Gas Exchange

Efficient gas exchange at the alveolus depends on matching ventilation to perfusion throughout the lung. When these are mismatched, hypoxaemia results through mechanisms that differ in their response to supplemental oxygen.

Ventilation-perfusion (V/Q) matching is the central concept of pulmonary gas exchange. In an ideal lung, every alveolus receives ventilation and blood flow in exact proportion (V/Q = 1). In practice, there is regional variation even in healthy lungs, with better perfusion in dependent zones due to gravity. Disease substantially worsens this mismatch.

In V/Q mismatch, some alveoli are relatively over-ventilated compared to their perfusion (high V/Q) and others are under-ventilated relative to their perfusion (low V/Q). Low V/Q units are the primary cause of hypoxaemia in most lung diseases (pneumonia, asthma, COPD, pulmonary oedema). Because blood passing through low V/Q regions returns with lower PO2, it dilutes the output of normal regions, lowering overall arterial PO2. Importantly, supplemental oxygen corrects V/Q mismatch hypoxaemia because it raises the alveolar PO2 even in low V/Q regions, allowing those regions to oxygenate blood more fully.

A true shunt is the extreme of V/Q mismatch where V/Q = 0: blood passes through areas of completely unventilated lung (atelectasis, consolidation) or through anatomical channels that bypass the lungs entirely (intracardiac right-to-left shunts, pulmonary arteriovenous malformations). Shunt hypoxaemia does not respond significantly to supplemental oxygen because the shunted blood never contacts alveolar gas regardless of its oxygen content. This is the key clinical distinction: failure to correct hypoxaemia with high-flow oxygen strongly suggests significant shunt.

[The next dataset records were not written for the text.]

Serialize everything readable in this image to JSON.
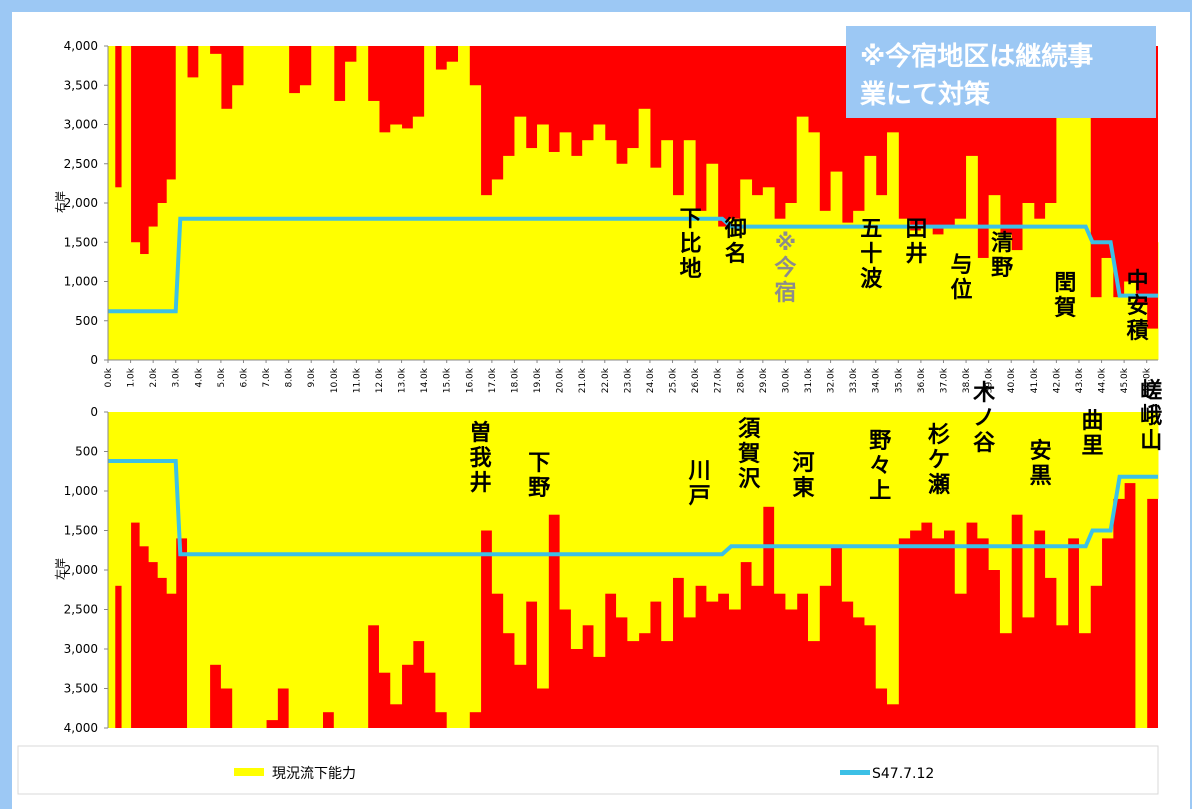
{
  "chart_data": [
    {
      "type": "area",
      "panel": "right_bank",
      "ylabel": "右岸",
      "ylim": [
        0,
        4000
      ],
      "yticks": [
        "4,000",
        "3,500",
        "3,000",
        "2,500",
        "2,000",
        "1,500",
        "1,000",
        "500",
        "0"
      ],
      "xticks": [
        "0.0k",
        "1.0k",
        "2.0k",
        "3.0k",
        "4.0k",
        "5.0k",
        "6.0k",
        "7.0k",
        "8.0k",
        "9.0k",
        "10.0k",
        "11.0k",
        "12.0k",
        "13.0k",
        "14.0k",
        "15.0k",
        "16.0k",
        "17.0k",
        "18.0k",
        "19.0k",
        "20.0k",
        "21.0k",
        "22.0k",
        "23.0k",
        "24.0k",
        "25.0k",
        "26.0k",
        "27.0k",
        "28.0k",
        "29.0k",
        "30.0k",
        "31.0k",
        "32.0k",
        "33.0k",
        "34.0k",
        "35.0k",
        "36.0k",
        "37.0k",
        "38.0k",
        "39.0k",
        "40.0k",
        "41.0k",
        "42.0k",
        "43.0k",
        "44.0k",
        "45.0k",
        "46.0k"
      ],
      "series": [
        {
          "name": "現況流下能力",
          "color": "#ffff00",
          "x": [
            0,
            0.3,
            0.6,
            1,
            1.4,
            1.8,
            2.2,
            2.6,
            3,
            3.5,
            4,
            4.5,
            5,
            5.5,
            6,
            6.5,
            7,
            7.5,
            8,
            8.5,
            9,
            9.5,
            10,
            10.5,
            11,
            11.5,
            12,
            12.5,
            13,
            13.5,
            14,
            14.5,
            15,
            15.5,
            16,
            16.5,
            17,
            17.5,
            18,
            18.5,
            19,
            19.5,
            20,
            20.5,
            21,
            21.5,
            22,
            22.5,
            23,
            23.5,
            24,
            24.5,
            25,
            25.5,
            26,
            26.5,
            27,
            27.5,
            28,
            28.5,
            29,
            29.5,
            30,
            30.5,
            31,
            31.5,
            32,
            32.5,
            33,
            33.5,
            34,
            34.5,
            35,
            35.5,
            36,
            36.5,
            37,
            37.5,
            38,
            38.5,
            39,
            39.5,
            40,
            40.5,
            41,
            41.5,
            42,
            42.5,
            43,
            43.5,
            44,
            44.5,
            45,
            45.5,
            46,
            46.5
          ],
          "values": [
            4000,
            2200,
            4000,
            1500,
            1350,
            1700,
            2000,
            2300,
            4000,
            3600,
            4000,
            3900,
            3200,
            3500,
            4000,
            4000,
            4000,
            4000,
            3400,
            3500,
            4000,
            4000,
            3300,
            3800,
            4000,
            3300,
            2900,
            3000,
            2950,
            3100,
            4000,
            3700,
            3800,
            4000,
            3500,
            2100,
            2300,
            2600,
            3100,
            2700,
            3000,
            2650,
            2900,
            2600,
            2800,
            3000,
            2800,
            2500,
            2700,
            3200,
            2450,
            2800,
            2100,
            2800,
            1900,
            2500,
            1700,
            1800,
            2300,
            2100,
            2200,
            1800,
            2000,
            3100,
            2900,
            1900,
            2400,
            1750,
            1900,
            2600,
            2100,
            2900,
            1800,
            1650,
            1700,
            1600,
            1700,
            1800,
            2600,
            1300,
            2100,
            1600,
            1400,
            2000,
            1800,
            2000,
            4000,
            4000,
            4000,
            800,
            1300,
            800,
            1000,
            700,
            400,
            1500
          ]
        },
        {
          "name": "S47.7.12",
          "color": "#3cc0e6",
          "x": [
            0,
            3,
            3.2,
            27.2,
            27.6,
            43.3,
            43.6,
            44.4,
            44.8,
            46.5
          ],
          "values": [
            620,
            620,
            1800,
            1800,
            1700,
            1700,
            1500,
            1500,
            820,
            820
          ]
        }
      ],
      "place_labels": [
        {
          "text": "下比地",
          "km": 25.8
        },
        {
          "text": "御名",
          "km": 27.8
        },
        {
          "text": "※今宿",
          "km": 30.0,
          "color": "#8c8c8c"
        },
        {
          "text": "五十波",
          "km": 33.8
        },
        {
          "text": "田井",
          "km": 35.8
        },
        {
          "text": "与位",
          "km": 37.8
        },
        {
          "text": "清野",
          "km": 39.6
        },
        {
          "text": "閏賀",
          "km": 42.4
        },
        {
          "text": "中安積",
          "km": 45.6
        }
      ]
    },
    {
      "type": "area",
      "panel": "left_bank",
      "ylabel": "左岸",
      "ylim": [
        4000,
        0
      ],
      "yticks": [
        "0",
        "500",
        "1,000",
        "1,500",
        "2,000",
        "2,500",
        "3,000",
        "3,500",
        "4,000"
      ],
      "series": [
        {
          "name": "現況流下能力",
          "color": "#ffff00",
          "x": [
            0,
            0.3,
            0.6,
            1,
            1.4,
            1.8,
            2.2,
            2.6,
            3,
            3.5,
            4,
            4.5,
            5,
            5.5,
            6,
            6.5,
            7,
            7.5,
            8,
            8.5,
            9,
            9.5,
            10,
            10.5,
            11,
            11.5,
            12,
            12.5,
            13,
            13.5,
            14,
            14.5,
            15,
            15.5,
            16,
            16.5,
            17,
            17.5,
            18,
            18.5,
            19,
            19.5,
            20,
            20.5,
            21,
            21.5,
            22,
            22.5,
            23,
            23.5,
            24,
            24.5,
            25,
            25.5,
            26,
            26.5,
            27,
            27.5,
            28,
            28.5,
            29,
            29.5,
            30,
            30.5,
            31,
            31.5,
            32,
            32.5,
            33,
            33.5,
            34,
            34.5,
            35,
            35.5,
            36,
            36.5,
            37,
            37.5,
            38,
            38.5,
            39,
            39.5,
            40,
            40.5,
            41,
            41.5,
            42,
            42.5,
            43,
            43.5,
            44,
            44.5,
            45,
            45.5,
            46,
            46.5
          ],
          "values": [
            4000,
            2200,
            4000,
            1400,
            1700,
            1900,
            2100,
            2300,
            1600,
            4000,
            4000,
            3200,
            3500,
            4000,
            4000,
            4000,
            3900,
            3500,
            4000,
            4000,
            4000,
            3800,
            4000,
            4000,
            4000,
            2700,
            3300,
            3700,
            3200,
            2900,
            3300,
            3800,
            4000,
            4000,
            3800,
            1500,
            2300,
            2800,
            3200,
            2400,
            3500,
            1300,
            2500,
            3000,
            2700,
            3100,
            2300,
            2600,
            2900,
            2800,
            2400,
            2900,
            2100,
            2600,
            2200,
            2400,
            2300,
            2500,
            1900,
            2200,
            1200,
            2300,
            2500,
            2300,
            2900,
            2200,
            1700,
            2400,
            2600,
            2700,
            3500,
            3700,
            1600,
            1500,
            1400,
            1600,
            1500,
            2300,
            1400,
            1600,
            2000,
            2800,
            1300,
            2600,
            1500,
            2100,
            2700,
            1600,
            2800,
            2200,
            1600,
            1100,
            900,
            4000,
            1100,
            800
          ]
        },
        {
          "name": "S47.7.12",
          "color": "#3cc0e6",
          "x": [
            0,
            3,
            3.2,
            27.2,
            27.6,
            43.3,
            43.6,
            44.4,
            44.8,
            46.5
          ],
          "values": [
            620,
            620,
            1800,
            1800,
            1700,
            1700,
            1500,
            1500,
            820,
            820
          ]
        }
      ],
      "place_labels": [
        {
          "text": "曽我井",
          "km": 16.5
        },
        {
          "text": "下野",
          "km": 19.1
        },
        {
          "text": "川戸",
          "km": 26.2
        },
        {
          "text": "須賀沢",
          "km": 28.4
        },
        {
          "text": "河東",
          "km": 30.8
        },
        {
          "text": "野々上",
          "km": 34.2
        },
        {
          "text": "杉ケ瀬",
          "km": 36.8
        },
        {
          "text": "木ノ谷",
          "km": 38.8
        },
        {
          "text": "安黒",
          "km": 41.3
        },
        {
          "text": "曲里",
          "km": 43.6
        },
        {
          "text": "嵯峨山",
          "km": 46.2
        }
      ]
    }
  ],
  "colors": {
    "deficit": "#ff0000",
    "capacity": "#ffff00",
    "plan_line": "#3cc0e6",
    "note_bg": "#9cc8f4",
    "note_text": "#ffffff",
    "background": "#9cc8f4"
  },
  "note": {
    "line1": "※今宿地区は継続事",
    "line2": "業にて対策"
  },
  "legend": {
    "capacity": "現況流下能力",
    "plan": "S47.7.12"
  }
}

Impaired diffusion reduces the rate of gas equilibration across the alveolar-capillary membrane. At rest, equilibration is normally complete within one-third of the capillary transit time. Diffusion impairment becomes clinically apparent during exercise (when transit time is shorter) before it causes resting hypoxaemia. It responds to supplemental oxygen because increasing the driving gradient overcomes the reduced diffusion rate. Causes include pulmonary fibrosis, sarcoidosis, and emphysema (reduced surface area).